Change Your Theory

To be perfectly honest, I had a hard time reading this article. I sat down to try to read it five different times. It felt very jargon-y, nonspecific, and like there was some prior information I was missing as he referred to various terms.

Keep that in mind as I answer these questions.

What preconceptions or misconceptions about leadership and change did you find yourself questioning questioning from the Fullan article?

As I was reading this, I did not feel a tremendous amount questioning as I was reading this article. When discussing the section on Flawed Change Theories, I could easily find examples of times in my career when I have experienced less than ideal standards based district wide reform and professional learning communities that felt like the wheels were spinning. The third example of a flawed change theory (hire the best to succeed) might be the one that I have never experienced. On all of the hiring committees I have been on, I have never been guided by looking for the candidate with the most successful looking resume, but rather a personality that cliques with the group (maybe this is a Vermont thing?). As a person who tends to see how things can continuously be improved, maybe I am more of a skeptic than others on this matter, but I did not disagree with any of his claims about the flaws of that type of change theory.

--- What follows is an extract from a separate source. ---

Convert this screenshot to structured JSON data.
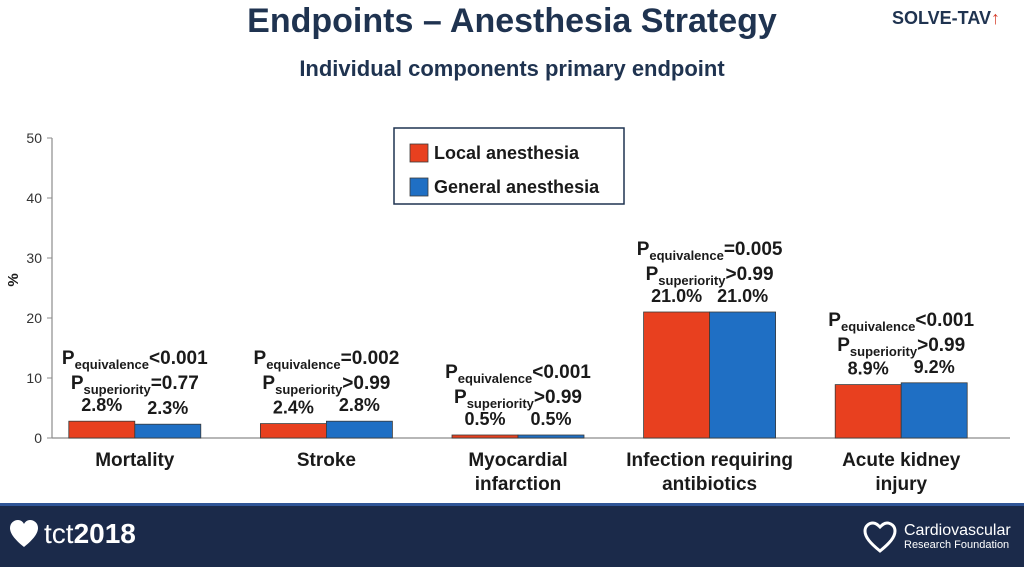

Which part of the change theory article has the most potential to have impact in the change you are considering as your PITCH (see Pitch assignment below).

The part that resonated most with me is that people need to be motivated in order for a change to succeed. The change project that I think I would like to focus on for this project has to do, again, with our new PLP system. For us to have a successful PLP process, students need to submit work to an online portfolio to act as evidence for attaining proficiency in various transferrable skills (that sentence was rife with jargon. I apologize.) Teachers will be the ones that need to guide the students through this technical process. As I was reading the article, I kept thinking about what would be the motivating factor that would make teachers own this new change.

Would it be the fact that the lesson that they spent hours creating, editing, tweaking, and testing would be housed somewhere permanently and not crumpled in a backpack?


Could it be that that the teacher could showcase something that they created that would demonstrate to the student/parents/future teachers a student’s understanding of a difficult topic?

Who knows?

For all of you reading this, what would motivate you to coach your students to digitally archive the projects and assessments that you assign?


9 thoughts on “Change Your Theory

  1. When I read your statement “For us to have a successful PLP process, students need to submit work to an online portfolio to act as evidence for attaining proficiency in various transferrable skills” I did not find it jargonny but instead found it to be a concise summary of your change project. As someone who was doing this with students in the late 90’s, it is interesting to watch a whole state move towards a state of ‘compliance’ with Act 77. For me the “feeling’ was easy to find – once I saw the pride students had in their eportfolio when they took it to job interviews and to college admission interviews or to competitions, I knew the process was worth it and it was my job to help them get excited about the process. Back then it was the ‘Vital results’ instead of “transferrable skills” .

    I still remember a bank Vice president say to me “Lucie, I can always tell when your students come in for an interview. They sit there with their portfolio on their lap and they KNOW themselves, because they KNOW what’s inside. They sometimes don’t even open the portfolio but they are talking about the artifacts inside in a natural confidence way. That’s the target! (not the portfolio itself). I think we need more example of what that looks like for teachers – because until you have experienced it, its hard to lead students to that state.


  2. I would be motivated to help students create portfolios because I know it’s the right thing to do. By the “right thing,” I mean that it’s the same way many professionals build their reputations–by showing what they can do. Not only does it build confidence, it also necessitates reflection–the importance of which was noted by Fullan in reference to John Dewey: “This goes back to Dewey, who offered the insight that it is not that we learn by doing but that we learn by thinking about what we are doing (p.10).


    • Students already have portfolios, and a place to build them (in advisory typically). Teachers have already (mostly) bought into this as it has been around for several years. The change is that I want teachers to make is to make this a part of their classroom routine. It’s a big ask because it feels like yet another thing that is being added on for teachers to manage without having taken anything away.

      I’ve also found that I can’t rely on the students to be motivated to do this. In my classes this year, I offered students extra credit to see if that would entice them to upload a stats report that we did in class to their portfolios. About 10% did. Normally they jump at any extra credit assignment, but not this one.


  3. I find the idea of the “classroom conversation” between what a teacher plans and where a student takes it to be a compelling reason to want to archive both in a portfolio, especially in a PBL classroom. I thought your change pitch made that point nicely! Students can look back and think about what they did, compare how they did different things differently, and study and reflect on their own growth. The portfolio is a living document of their learning journey. I know our students love sharing online work with parents…there is a “cool” factor to it, at least still in K-6!